Fan e seus colegas desenvolveram uma nova abordagem para detectar e localizar eventos sísmicos e determinar se esse evento é um terremoto. Ele deve ocorrer durante um dia de tempestade e atender a outros padrões geofísicos para determinar a robustez da correlação entre a tempestade e o evento sísmico. Além disso, outros eventos sísmicos, como terremotos, devem ser descartados.

Um exemplo citado pelos pesquisadores foi o furacão Bill, um furacão no Atlântico que se originou em 15 de agosto de 2009, fortaleceu-se em um furacão de categoria 4 e, finalmente, atingiu a ilha de Terra Nova como uma tempestade tropical. Era um furacão de categoria 1 quando se aproximou da Nova Inglaterra em 22 de agosto de 2009.

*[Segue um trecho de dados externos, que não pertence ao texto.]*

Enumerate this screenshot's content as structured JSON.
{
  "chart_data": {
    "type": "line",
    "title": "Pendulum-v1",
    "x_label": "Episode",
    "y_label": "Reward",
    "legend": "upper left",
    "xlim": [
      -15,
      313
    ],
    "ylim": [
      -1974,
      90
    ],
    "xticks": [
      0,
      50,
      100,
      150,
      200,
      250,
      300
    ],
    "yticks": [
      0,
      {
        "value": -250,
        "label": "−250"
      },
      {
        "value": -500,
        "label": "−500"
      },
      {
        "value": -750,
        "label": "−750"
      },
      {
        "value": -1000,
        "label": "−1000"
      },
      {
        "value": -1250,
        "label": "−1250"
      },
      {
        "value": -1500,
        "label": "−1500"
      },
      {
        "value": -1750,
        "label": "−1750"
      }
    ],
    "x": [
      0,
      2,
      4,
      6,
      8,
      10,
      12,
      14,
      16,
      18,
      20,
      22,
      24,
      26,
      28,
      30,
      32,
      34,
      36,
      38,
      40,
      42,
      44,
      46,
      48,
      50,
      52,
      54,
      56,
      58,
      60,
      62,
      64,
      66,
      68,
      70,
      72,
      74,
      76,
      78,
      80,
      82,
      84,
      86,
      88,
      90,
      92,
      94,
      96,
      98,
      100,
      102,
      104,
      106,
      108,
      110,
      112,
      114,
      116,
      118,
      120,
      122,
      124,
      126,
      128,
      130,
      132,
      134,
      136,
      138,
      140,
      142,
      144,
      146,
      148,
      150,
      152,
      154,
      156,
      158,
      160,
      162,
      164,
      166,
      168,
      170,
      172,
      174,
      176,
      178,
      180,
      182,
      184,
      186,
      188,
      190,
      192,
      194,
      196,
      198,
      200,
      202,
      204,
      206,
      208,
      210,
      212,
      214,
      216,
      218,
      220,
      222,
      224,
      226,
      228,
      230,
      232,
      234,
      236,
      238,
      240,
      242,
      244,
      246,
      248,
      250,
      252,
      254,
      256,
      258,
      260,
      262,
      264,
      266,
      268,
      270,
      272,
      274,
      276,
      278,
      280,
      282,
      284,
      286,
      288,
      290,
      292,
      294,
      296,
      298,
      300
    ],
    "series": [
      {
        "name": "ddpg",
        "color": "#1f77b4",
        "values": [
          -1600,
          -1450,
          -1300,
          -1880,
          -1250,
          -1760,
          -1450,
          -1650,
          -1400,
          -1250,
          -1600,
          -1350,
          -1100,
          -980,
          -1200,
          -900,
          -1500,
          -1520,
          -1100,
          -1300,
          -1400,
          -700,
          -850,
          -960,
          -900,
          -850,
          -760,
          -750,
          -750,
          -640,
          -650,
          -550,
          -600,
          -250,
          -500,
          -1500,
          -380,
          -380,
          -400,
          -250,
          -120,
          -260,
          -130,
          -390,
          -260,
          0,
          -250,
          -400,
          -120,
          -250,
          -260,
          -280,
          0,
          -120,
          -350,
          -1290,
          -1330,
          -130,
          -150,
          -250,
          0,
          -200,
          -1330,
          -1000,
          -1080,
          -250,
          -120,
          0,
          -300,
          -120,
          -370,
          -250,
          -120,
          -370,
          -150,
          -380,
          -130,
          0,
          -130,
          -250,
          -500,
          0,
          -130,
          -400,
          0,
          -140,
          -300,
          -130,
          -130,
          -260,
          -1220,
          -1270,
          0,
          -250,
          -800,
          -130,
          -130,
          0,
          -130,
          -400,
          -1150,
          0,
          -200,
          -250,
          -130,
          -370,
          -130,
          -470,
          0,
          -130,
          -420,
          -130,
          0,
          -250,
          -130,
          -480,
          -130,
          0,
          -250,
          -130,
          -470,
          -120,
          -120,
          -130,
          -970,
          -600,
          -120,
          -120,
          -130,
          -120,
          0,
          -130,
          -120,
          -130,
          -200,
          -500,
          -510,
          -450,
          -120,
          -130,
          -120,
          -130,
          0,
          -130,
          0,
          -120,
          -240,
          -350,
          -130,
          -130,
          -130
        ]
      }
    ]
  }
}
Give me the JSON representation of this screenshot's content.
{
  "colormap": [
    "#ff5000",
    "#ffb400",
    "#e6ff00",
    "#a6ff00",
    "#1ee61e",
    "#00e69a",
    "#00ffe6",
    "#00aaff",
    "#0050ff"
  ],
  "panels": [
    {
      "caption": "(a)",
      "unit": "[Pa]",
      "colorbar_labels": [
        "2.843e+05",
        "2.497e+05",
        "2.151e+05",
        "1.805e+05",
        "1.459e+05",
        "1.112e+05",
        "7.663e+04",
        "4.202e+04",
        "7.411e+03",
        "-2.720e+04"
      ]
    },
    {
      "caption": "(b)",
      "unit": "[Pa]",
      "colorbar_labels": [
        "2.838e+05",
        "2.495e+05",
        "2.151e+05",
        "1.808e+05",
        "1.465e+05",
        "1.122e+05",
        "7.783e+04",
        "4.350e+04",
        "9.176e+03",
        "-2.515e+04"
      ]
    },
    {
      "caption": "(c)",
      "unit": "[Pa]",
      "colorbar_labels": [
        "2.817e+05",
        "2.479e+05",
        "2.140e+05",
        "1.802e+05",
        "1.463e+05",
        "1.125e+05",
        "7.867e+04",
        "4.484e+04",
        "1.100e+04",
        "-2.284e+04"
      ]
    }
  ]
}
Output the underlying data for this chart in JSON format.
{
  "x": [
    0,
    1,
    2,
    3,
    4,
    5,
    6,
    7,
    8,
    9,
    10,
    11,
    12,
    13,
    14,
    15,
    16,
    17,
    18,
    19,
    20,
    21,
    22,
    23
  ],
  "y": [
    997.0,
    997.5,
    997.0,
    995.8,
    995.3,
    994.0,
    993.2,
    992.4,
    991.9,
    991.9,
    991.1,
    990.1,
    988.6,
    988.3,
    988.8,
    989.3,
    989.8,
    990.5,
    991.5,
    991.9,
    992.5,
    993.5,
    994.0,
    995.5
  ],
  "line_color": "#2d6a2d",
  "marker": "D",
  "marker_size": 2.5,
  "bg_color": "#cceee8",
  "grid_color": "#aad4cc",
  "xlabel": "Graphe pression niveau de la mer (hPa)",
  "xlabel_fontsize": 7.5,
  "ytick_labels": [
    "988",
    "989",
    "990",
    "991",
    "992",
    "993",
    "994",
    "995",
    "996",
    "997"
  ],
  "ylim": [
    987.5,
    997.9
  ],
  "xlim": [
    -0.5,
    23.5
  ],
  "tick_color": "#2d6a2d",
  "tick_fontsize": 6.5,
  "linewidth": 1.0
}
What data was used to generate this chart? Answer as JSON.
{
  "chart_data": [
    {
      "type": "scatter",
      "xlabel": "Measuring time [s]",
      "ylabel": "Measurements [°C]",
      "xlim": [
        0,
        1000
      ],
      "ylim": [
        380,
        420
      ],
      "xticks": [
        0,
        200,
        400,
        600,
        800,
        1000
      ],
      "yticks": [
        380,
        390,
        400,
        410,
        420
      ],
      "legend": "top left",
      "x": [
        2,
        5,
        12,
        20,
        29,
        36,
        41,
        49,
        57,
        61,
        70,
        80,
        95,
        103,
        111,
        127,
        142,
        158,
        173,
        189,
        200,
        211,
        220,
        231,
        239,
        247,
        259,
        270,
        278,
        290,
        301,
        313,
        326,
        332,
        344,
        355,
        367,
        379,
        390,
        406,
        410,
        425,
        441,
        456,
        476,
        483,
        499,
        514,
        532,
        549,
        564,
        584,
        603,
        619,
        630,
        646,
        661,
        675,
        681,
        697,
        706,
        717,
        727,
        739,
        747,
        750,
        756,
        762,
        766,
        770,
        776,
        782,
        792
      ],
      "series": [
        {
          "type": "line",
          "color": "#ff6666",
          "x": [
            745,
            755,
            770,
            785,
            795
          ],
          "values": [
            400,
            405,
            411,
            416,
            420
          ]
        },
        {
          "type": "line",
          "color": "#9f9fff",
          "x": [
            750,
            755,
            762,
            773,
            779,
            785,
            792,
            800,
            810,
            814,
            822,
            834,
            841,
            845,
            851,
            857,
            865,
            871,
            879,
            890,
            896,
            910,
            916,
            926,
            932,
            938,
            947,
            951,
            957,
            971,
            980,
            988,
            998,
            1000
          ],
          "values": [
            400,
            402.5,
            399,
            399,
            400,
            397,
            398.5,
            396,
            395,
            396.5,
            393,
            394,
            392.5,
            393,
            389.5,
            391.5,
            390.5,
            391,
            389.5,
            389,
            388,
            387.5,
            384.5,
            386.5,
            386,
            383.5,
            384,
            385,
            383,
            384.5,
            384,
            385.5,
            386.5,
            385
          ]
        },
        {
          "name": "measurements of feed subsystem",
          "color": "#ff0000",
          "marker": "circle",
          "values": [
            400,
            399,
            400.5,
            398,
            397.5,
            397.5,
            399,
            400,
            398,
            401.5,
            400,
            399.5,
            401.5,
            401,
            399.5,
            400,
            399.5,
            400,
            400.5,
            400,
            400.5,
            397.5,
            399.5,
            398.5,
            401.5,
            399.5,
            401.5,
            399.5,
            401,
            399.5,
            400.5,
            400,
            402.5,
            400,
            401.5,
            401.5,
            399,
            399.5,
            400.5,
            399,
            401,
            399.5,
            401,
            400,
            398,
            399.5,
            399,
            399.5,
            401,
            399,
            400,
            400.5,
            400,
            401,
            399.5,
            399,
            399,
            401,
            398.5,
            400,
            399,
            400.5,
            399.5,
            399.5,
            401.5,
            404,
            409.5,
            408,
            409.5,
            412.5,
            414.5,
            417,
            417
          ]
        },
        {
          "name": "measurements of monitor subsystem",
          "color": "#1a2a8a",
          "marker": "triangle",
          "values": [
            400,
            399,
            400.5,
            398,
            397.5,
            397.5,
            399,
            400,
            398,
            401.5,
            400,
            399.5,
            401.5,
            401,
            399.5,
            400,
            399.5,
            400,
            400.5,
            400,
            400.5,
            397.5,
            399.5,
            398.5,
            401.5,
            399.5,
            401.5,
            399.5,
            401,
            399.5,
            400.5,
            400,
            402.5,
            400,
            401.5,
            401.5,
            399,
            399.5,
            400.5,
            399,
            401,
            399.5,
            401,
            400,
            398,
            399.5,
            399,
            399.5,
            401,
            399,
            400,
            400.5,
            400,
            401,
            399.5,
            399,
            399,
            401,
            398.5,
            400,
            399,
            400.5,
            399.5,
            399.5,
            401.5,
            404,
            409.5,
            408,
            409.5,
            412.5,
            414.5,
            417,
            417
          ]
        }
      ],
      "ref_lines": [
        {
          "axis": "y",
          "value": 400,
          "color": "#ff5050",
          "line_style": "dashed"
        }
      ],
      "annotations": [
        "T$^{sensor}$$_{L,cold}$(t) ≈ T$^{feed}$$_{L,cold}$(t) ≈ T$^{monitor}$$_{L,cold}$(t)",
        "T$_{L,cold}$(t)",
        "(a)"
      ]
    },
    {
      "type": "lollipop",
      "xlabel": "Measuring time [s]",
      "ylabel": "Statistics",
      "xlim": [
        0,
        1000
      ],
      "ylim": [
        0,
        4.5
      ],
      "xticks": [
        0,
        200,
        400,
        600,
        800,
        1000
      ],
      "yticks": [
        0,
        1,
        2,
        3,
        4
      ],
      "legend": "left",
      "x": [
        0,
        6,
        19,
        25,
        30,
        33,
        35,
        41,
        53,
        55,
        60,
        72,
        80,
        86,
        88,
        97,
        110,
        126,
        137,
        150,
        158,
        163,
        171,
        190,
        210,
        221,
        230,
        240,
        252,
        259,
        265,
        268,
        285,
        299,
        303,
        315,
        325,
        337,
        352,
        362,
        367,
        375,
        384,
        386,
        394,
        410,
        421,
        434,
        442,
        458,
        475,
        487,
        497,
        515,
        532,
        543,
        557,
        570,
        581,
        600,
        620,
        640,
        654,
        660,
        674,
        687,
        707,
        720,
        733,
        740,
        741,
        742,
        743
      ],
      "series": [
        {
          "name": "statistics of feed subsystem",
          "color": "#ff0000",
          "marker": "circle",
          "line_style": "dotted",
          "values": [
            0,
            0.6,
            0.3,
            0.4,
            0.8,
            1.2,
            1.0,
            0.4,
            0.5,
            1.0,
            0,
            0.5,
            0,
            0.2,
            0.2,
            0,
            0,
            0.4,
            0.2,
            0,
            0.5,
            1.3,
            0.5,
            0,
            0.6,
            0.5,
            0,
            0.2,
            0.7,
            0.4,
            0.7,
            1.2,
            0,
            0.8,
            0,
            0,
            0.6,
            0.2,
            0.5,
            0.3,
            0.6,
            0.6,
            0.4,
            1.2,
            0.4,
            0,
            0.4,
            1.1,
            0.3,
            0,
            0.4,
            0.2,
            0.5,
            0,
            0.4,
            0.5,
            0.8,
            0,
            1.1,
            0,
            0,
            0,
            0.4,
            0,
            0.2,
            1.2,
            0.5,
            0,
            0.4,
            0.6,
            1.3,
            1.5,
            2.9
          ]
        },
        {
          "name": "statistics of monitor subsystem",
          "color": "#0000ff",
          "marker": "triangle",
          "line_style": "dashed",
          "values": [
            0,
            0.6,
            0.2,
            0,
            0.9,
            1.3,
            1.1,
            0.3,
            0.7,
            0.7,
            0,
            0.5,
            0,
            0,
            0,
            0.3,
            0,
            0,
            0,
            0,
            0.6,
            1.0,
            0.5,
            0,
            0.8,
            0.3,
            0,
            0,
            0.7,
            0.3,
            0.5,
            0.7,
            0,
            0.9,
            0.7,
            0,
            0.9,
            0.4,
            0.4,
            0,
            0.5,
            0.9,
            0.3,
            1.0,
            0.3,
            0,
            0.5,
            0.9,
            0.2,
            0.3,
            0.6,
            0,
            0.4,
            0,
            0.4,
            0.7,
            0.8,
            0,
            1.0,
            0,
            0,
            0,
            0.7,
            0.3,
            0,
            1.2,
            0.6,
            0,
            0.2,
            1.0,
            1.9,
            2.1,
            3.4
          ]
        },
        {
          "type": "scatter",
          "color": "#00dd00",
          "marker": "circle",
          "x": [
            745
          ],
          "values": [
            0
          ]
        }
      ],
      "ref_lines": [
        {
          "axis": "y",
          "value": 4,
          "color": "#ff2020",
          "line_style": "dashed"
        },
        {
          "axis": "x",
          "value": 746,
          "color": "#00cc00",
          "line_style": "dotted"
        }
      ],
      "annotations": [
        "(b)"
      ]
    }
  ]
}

Quando o furacão chegou, vários eventos sísmicos foram detectados nas costas da Nova Inglaterra e da Nova Escócia, que produziram ondas superficiais transcontinentais.

Atividade sísmica

Da mesma forma, o furacão Ike, em 2008 causou atividades de terremotos no Golfo do México. O furacão Irene, em 2011, fez o mesmo perto do Little Bahama Bank, na costa da Flórida.

Fan e seus colegas observaram que nem todos os furacões causam terremotos. Existem pontos de acesso. Os cientistas não detectaram evidências de terremotos no México ou de Nova Jersey à Geórgia nos Estados Unidos. Mesmo o furacão Sandy, uma das tempestades mais caras já registradas nos EUA, não provocou terremotos.

Isso sugere que os terremotos são fortemente influenciados pelas características oceanográficas locais e pela topografia do fundo do mar, disse Fan.

“Temos muitas incógnitas”, disse o pesquisador. “Nem estávamos cientes da existência do fenômeno natural. Isso realmente destaca a riqueza do campo de ondas sísmicas e sugere que estamos alcançando um novo nível de entendimento dessas ondas.”